Primäre Hyperoxalurie
Synonym: Hyperoxalurie, Oxalose
Englisch: Primary Hyperoxaluria
Definition:
Die primäre Hyperoxalurie(PH) beschreibt eine Gruppe autosomal rezessiver, hereditärer Erkrankungen, aufgrund von Leber-Enzymdefekten, die alle zu einer vermehrten Ausscheidung von Oxalat führen.
Epidemiologie:
Prävalenzrate in Zentraleuropa liegt bei 2,9/1.000.000. In der Regel manifestiert sich die Erkrankung im frühen Kindesalter. Es sind jedoch auch Fälle mit erstmaliger klinischer Symptomatik im frühen Säuglingsalter bis in die 60.Lebensdekade beschrieben.
Typen:
Die Erkrankung wird aufgrund der zugrundeliegenden Genmutationen in 3 Typen unterteilt. Weitere Typen werden gemeinhin angenommen. Die PH Typ 1 ist mit 80% die häufigste, und auch klinisch schwerwiegendste Variante. Die PH Typ 2 mit etwa 15% und die PH Typ 3 mit 5% kommen deutlich seltener vor.
Pathophysiologie:
Die PH Typ 1 basiert auf einer Mutation im AGXT Gen, die zu einem Defekt der peroxisomalen Alanin:Glyoxylat Aminotransferase führt. Dies verursacht in den hepatischen Zellen eine unzureichende Transaminierung von Glyoxylat zu Glycin, sodass stattdessen eine weitere Verstoffwechselung zu Glykolsäure/Glykolat und vor allem zu Oxalat erfolgt. Eine Ausscheidung erfolgt weitestgehend über die Nieren, welches namensgebend für die Erkrankung ist.

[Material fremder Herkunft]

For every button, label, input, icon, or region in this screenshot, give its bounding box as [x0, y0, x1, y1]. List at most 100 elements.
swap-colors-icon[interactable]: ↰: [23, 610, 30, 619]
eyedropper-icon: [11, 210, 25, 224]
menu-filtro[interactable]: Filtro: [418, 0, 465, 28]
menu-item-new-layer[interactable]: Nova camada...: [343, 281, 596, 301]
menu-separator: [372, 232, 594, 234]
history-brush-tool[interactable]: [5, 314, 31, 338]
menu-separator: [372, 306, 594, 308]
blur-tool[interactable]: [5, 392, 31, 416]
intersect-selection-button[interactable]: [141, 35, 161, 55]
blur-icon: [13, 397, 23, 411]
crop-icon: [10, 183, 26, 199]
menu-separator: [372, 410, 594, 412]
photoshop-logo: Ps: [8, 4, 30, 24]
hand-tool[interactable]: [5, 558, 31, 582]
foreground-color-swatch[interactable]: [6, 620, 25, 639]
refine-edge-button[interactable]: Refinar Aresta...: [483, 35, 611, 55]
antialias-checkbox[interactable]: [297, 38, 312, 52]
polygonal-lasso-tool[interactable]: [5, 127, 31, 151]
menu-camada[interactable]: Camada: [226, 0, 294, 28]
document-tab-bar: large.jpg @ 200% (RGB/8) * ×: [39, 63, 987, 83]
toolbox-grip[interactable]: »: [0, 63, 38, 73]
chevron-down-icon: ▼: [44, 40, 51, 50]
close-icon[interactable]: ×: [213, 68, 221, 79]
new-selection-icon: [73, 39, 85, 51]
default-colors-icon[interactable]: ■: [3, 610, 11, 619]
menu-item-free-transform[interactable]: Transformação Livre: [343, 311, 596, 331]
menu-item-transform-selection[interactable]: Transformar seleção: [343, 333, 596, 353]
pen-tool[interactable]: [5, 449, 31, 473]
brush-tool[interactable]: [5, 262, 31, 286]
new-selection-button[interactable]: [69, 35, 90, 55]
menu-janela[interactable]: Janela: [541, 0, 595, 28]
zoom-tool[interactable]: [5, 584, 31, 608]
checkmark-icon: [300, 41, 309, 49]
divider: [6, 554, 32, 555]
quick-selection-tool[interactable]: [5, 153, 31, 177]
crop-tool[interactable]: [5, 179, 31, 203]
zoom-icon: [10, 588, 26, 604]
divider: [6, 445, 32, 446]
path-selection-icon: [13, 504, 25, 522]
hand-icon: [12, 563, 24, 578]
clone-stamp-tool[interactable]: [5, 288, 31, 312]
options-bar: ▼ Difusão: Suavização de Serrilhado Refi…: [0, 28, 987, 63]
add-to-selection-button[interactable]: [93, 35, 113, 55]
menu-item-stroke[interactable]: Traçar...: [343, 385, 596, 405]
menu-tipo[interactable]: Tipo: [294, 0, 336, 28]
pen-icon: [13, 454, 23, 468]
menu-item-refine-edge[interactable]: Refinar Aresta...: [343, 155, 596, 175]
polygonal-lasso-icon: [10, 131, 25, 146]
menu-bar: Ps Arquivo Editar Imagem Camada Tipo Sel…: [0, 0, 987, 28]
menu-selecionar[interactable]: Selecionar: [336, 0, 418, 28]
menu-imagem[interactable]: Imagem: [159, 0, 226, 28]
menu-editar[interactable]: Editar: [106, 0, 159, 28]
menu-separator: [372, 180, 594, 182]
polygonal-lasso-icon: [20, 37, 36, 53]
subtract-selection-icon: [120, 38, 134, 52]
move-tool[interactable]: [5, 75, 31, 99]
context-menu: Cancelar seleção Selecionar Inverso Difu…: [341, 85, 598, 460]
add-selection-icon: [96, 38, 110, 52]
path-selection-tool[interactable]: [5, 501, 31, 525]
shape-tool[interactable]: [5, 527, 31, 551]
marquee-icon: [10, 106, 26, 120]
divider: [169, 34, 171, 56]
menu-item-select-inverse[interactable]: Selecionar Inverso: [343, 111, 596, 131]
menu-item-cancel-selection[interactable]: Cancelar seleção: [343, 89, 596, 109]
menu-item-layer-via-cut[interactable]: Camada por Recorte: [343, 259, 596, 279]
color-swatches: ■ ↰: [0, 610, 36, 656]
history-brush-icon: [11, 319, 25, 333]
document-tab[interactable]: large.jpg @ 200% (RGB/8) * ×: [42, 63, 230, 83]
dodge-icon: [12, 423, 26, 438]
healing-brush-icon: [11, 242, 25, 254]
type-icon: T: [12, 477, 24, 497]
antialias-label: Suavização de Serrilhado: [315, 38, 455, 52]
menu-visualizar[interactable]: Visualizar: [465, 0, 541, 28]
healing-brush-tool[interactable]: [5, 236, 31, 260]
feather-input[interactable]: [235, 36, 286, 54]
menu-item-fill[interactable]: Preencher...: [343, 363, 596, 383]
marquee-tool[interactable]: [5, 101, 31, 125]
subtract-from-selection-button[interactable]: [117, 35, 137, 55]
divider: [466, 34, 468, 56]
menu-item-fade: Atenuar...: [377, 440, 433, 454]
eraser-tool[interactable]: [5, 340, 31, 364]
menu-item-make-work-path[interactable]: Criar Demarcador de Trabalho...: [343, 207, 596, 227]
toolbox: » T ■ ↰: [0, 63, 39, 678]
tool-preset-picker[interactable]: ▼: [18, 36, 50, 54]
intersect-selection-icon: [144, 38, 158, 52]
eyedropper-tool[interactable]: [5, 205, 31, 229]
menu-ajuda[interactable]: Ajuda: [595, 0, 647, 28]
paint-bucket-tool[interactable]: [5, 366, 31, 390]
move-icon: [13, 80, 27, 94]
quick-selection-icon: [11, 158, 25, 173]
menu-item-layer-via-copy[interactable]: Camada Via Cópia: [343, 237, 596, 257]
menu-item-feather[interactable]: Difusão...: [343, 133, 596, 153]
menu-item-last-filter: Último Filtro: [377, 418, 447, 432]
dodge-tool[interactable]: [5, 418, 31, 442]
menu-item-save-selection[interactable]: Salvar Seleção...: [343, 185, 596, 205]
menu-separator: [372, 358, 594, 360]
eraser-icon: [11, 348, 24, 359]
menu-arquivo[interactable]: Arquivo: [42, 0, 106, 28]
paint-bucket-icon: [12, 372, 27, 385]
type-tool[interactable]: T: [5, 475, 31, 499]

Als metabolisches Endprodukt kann Oxalat nicht weiter verstoffwechselt werden und bildet Verbindung mit Kalzium. Diese kristallisieren und lagern sich in verschiedenen Geweben, zunächst vor allem in den Nieren ab und führen dort zu Entzündungen und einer zunehmenden Funktionseinschränkung. Bei abnehmender Nierenfunktion nehmen die Ablagerungen in anderen Organen wie Herz, Knochen und Augen zu, welche ebenfalls zu einer Funktionseinschränkung führt.
Der PH Typ 2 liegt eine Mangel an Glyoxylat-Reduktase/Hydroxypyruvat-Reduktase aufgrund einer Mutation im GRHPR-Gen zugrunde.
Primäre Hyperoxalurie Typ 3 entsteht in Folge einer Mutationen im HOGA1-Gen, welche eine Dysfunktion des 2-Keto-4-Hydroxy-Glutarat-Aldolase zur Folge hat.
Symptome:
Es besteht eine hohe phänotypische Varianz bei der PH. Klinisch ist meist die zunehmende Niereninsuffizienz führend. Entsprechend erfolgt eine unzureichende Ausscheidung harnpflichtiger Substanzen. Bei zunehmender systemischer Ablagerung kann es auch zu Störungen der entsprechenden Organfunktionen, wie Sehverlust oder Störungen des Herzreizleitungssystems und der –pumpfunktion kommen.
Diagnose
Eine 24-h Urin Messung von Oxalat, L-Glycerat und Hydroxy-oxo-Glutarat Ausscheidung ist das wichtigste primäre Diagnostikum. Außerdem die Messung der renalen Funktionsparameter Serum Kreatinin und eGFR, sowie Plasma Spiegel von Oxalat und Glykolat. Bei Steinleiden sollte eine Analyse der Harnsteine erfolgen.
Für eine sichere Diagnosestellung sollte jedoch eine Mutationsanalyse der betroffenen Gene oder alternativ eine Leberbiopsie mit Enzymanalyse erfolgen.
Therapie
Als symptomatische Behandlungsmöglichkeiten sind erhöhte Flüssigkeitsmengen und antilithogene Substanzen, wie Alkalizitrat oder Orthophosphat, sinnvoll, um den Krankheitsprogress zu verlangsamen.
Vitamin B6 kann bei etwa einem Drittel der Patienten durch eine enzymstabilisierende Wirkung eine deutliche Besserung der Oxalat Produktion erreichen.
Aktuelle Studien untersuchen die Wirksamkeit verschiedener neuer Therapiemöglichkeiten wie die Gabe eines anaeroben Bakteriums Oxalobacter formingenes, welches Oxalat als einzige Energiequelle nutzt und im menschlichen Darmtrakt verstoffwechselt. Auch Substrat-Reduktionstherapien, wie die RNA Interferenz Methode werden derzeit untersucht.
Einzig kurative Therapie ist jedoch eine Lebertransplantation, meist in Kombination mit einer Nierentransplantation der bereits geschädigten Niere.